In 1908, Charles Mangold purchased the whole operation and established several business's, including a small hotel, located next to the main rail line. He plotted a town site and began advertising lots for sale. By 1912, enough people had established residence in the community that a post office was applied for. The first name submitted for acceptance by the post office was Mangold, but there was already a town by that name so it was rejected. The next name submitted was Mankins, to honor Tom Mankins. This was accepted and the town of Mankins was officially born with 55 people calling it home. The town continued to grow as a supply point for the surrounding area and eventually included several stores, a thriving bank, two churches, several hotels, restaurants, its own telephone exchange, two schools educating over 400 students and a moving picture theatre.

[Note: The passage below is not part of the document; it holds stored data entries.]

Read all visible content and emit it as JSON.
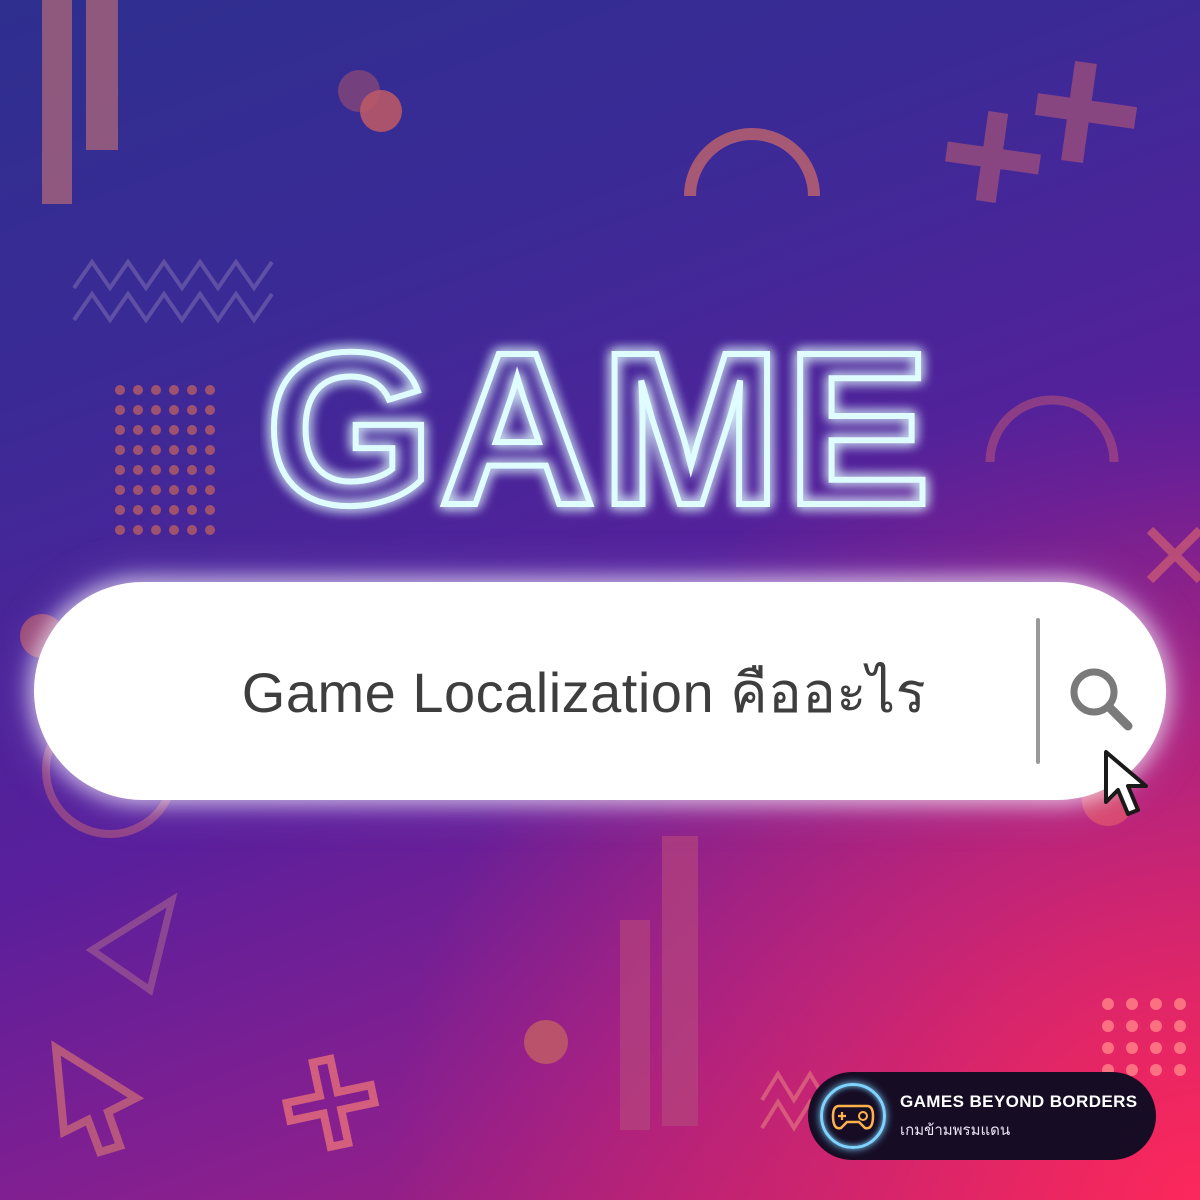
{
  "headline": {
    "text": "GAME",
    "glow_color": "#7ff3ff"
  },
  "search": {
    "query": "Game Localization คืออะไร",
    "icon": "search-icon"
  },
  "cursor": {
    "icon": "pointer-cursor-icon"
  },
  "brand": {
    "title": "GAMES BEYOND BORDERS",
    "subtitle": "เกมข้ามพรมแดน",
    "logo_icon": "gamepad-icon"
  },
  "colors": {
    "background_top": "#2e2f8f",
    "background_bottom": "#e0285f",
    "neon": "#7ff3ff",
    "decor": "#c05a66"
  }
}
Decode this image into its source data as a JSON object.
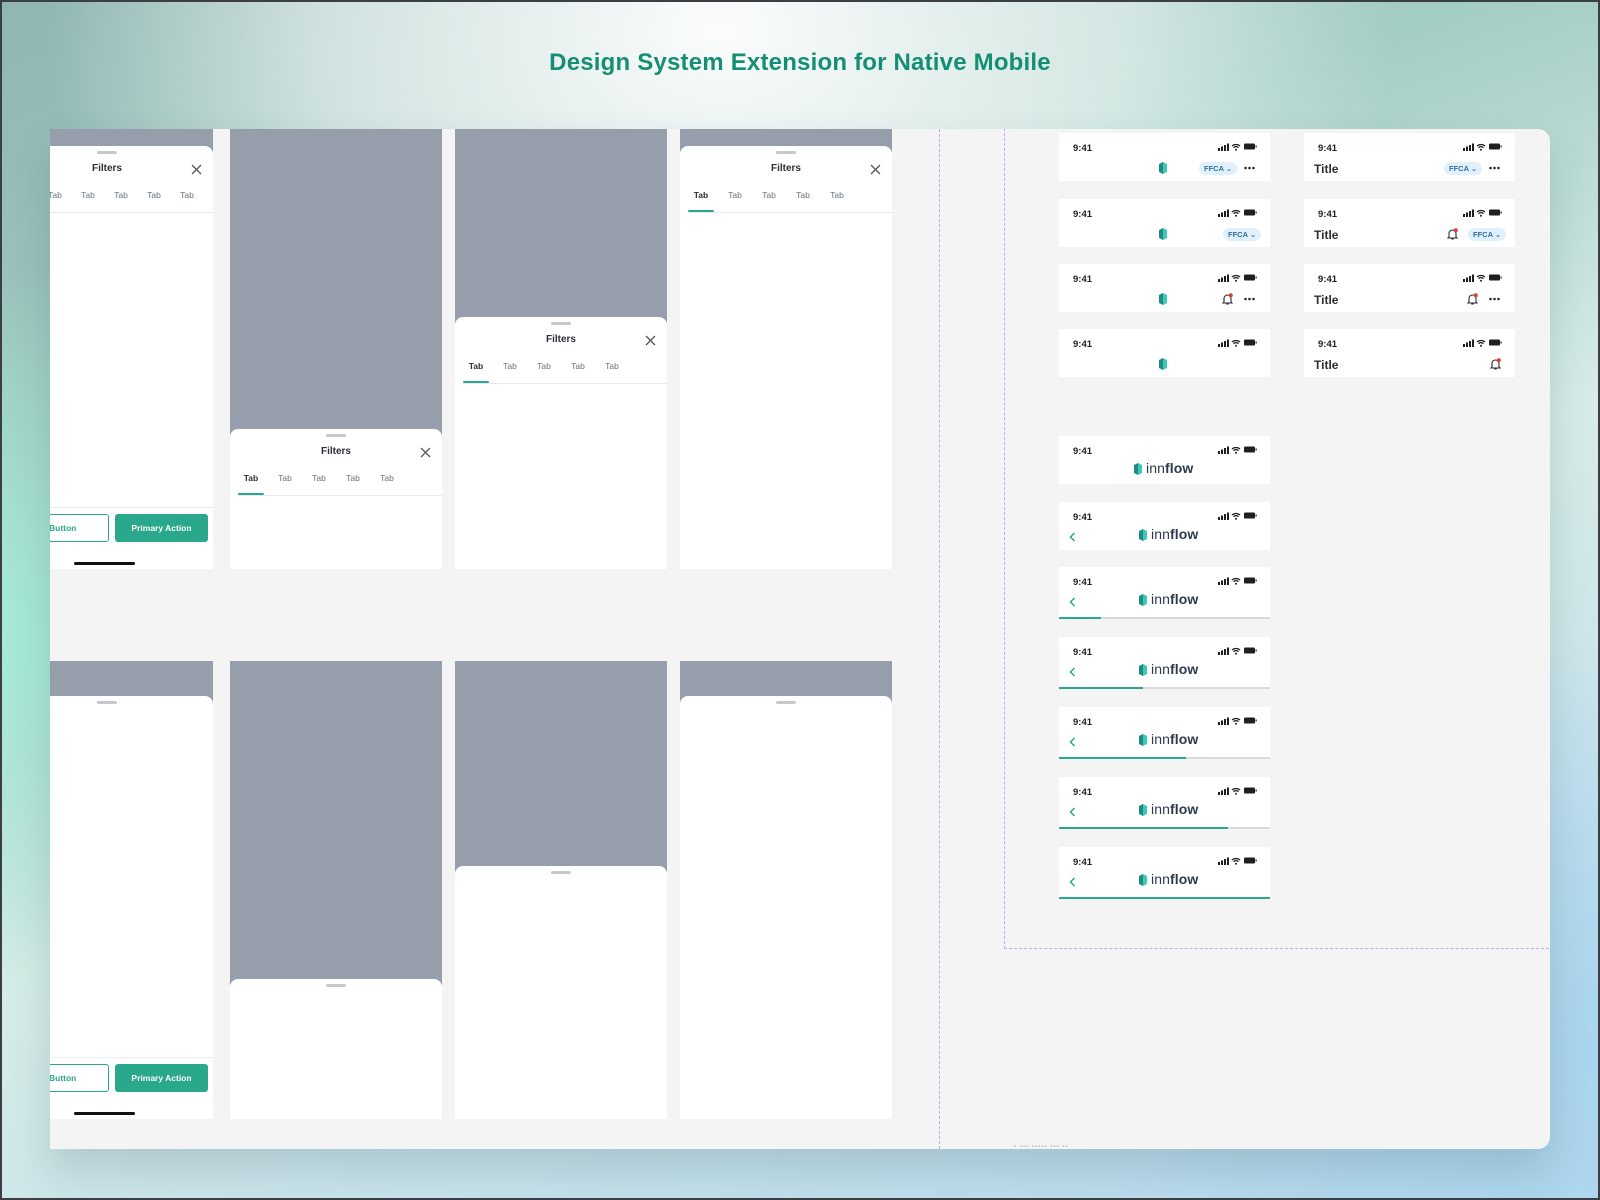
{
  "page": {
    "title": "Design System Extension for Native Mobile"
  },
  "sheet": {
    "title": "Filters",
    "tab_label": "Tab",
    "secondary_label": "Button",
    "primary_label": "Primary Action"
  },
  "status": {
    "time": "9:41"
  },
  "navbars": {
    "title": "Title",
    "chip": "FFCA",
    "logo_inn": "inn",
    "logo_flow": "flow",
    "progress": [
      0.2,
      0.4,
      0.6,
      0.8,
      1.0
    ]
  },
  "colors": {
    "accent": "#2aa88c",
    "title": "#148f74",
    "scrim": "#959eaa",
    "chip_bg": "#e2f0fb",
    "notification_dot": "#e53935"
  },
  "icons": [
    "close-icon",
    "innflow-mark-icon",
    "bell-icon",
    "more-icon",
    "back-chevron-icon",
    "signal-icon",
    "wifi-icon",
    "battery-icon",
    "chevron-down-icon"
  ]
}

During this time, a local cowboy, Dick Dudley, gained fame for being a superb horseman, able to ride even the meanest, rankest wild horse. In 1914, a traveling wild west show came through the area and offered cash prizes for cowboys who thought they could ride several of the unbroken wild horses the show had. Dudley rode them all, one after the other, collecting all the cash prizes. While collecting his winnings from the owner of the show, Dudley found out he was having financial difficulties and was trying to find a buyer. Dudley returned his winnings for sole ownership of the show, the contracts of the performers and all of the show's assets. Under his guidance, the show traveled throughout the small tows of West Texas. Although not a roaring success financially, Dick managed to turn a small profit. More importantly, he discovered he very much enjoyed show business.

Dudley expanded the show to include circus-type acts and carnival attractions like rides, games of chance and side-shows such as "Elephant Boy" and "The Snake Girl." During its heyday, the show employed as many as 250 people.  For four months every winter, the show, the animals and most of its employees settled in Mankins for the off-season. For 70 years, well into the 1980's, the town benefited from the influx of winter residents and the additional cash they brought in, but ultimately, it wasn't enough.

Dick Dudley's stone house in Mankins
The consolidation of the ranches and farms and better roads making it possible for residents to live and shop in larger cities began taking a toll on the town. Another limiting factor was the continued lack of potable water. Often, the town required water to be brought in by rail or water tanks. Fewer residents meant fewer students in the Mankins school district and in 1947, it consolidated with the Holliday school district and the school closed its doors. The depopulation continued until the post office closed in 1958. Today, Mankins is a virtual ghost with an official population of just 10 hardy souls, a few empty houses and scattered debris documenting lives of the past.

Abandoned structure in Mankins




For many years, travelers told of seeing elephants, zebras and other exotic animals roaming around among the homes and in cages along the road as they passed through Mankins. One time, a semi-truck driver noticed one of the elephants was standing right beside the highway. Unfortunately, he was staring at the elephant when a monkey who had escaped from his cage decided to run across to the other side of the road. The driver didn't see him in time, the monkey wasn't fast enough and Mankins remains the only place in Texas where a monkey was killed while crossing the road.

Another abandoned building in Mankins.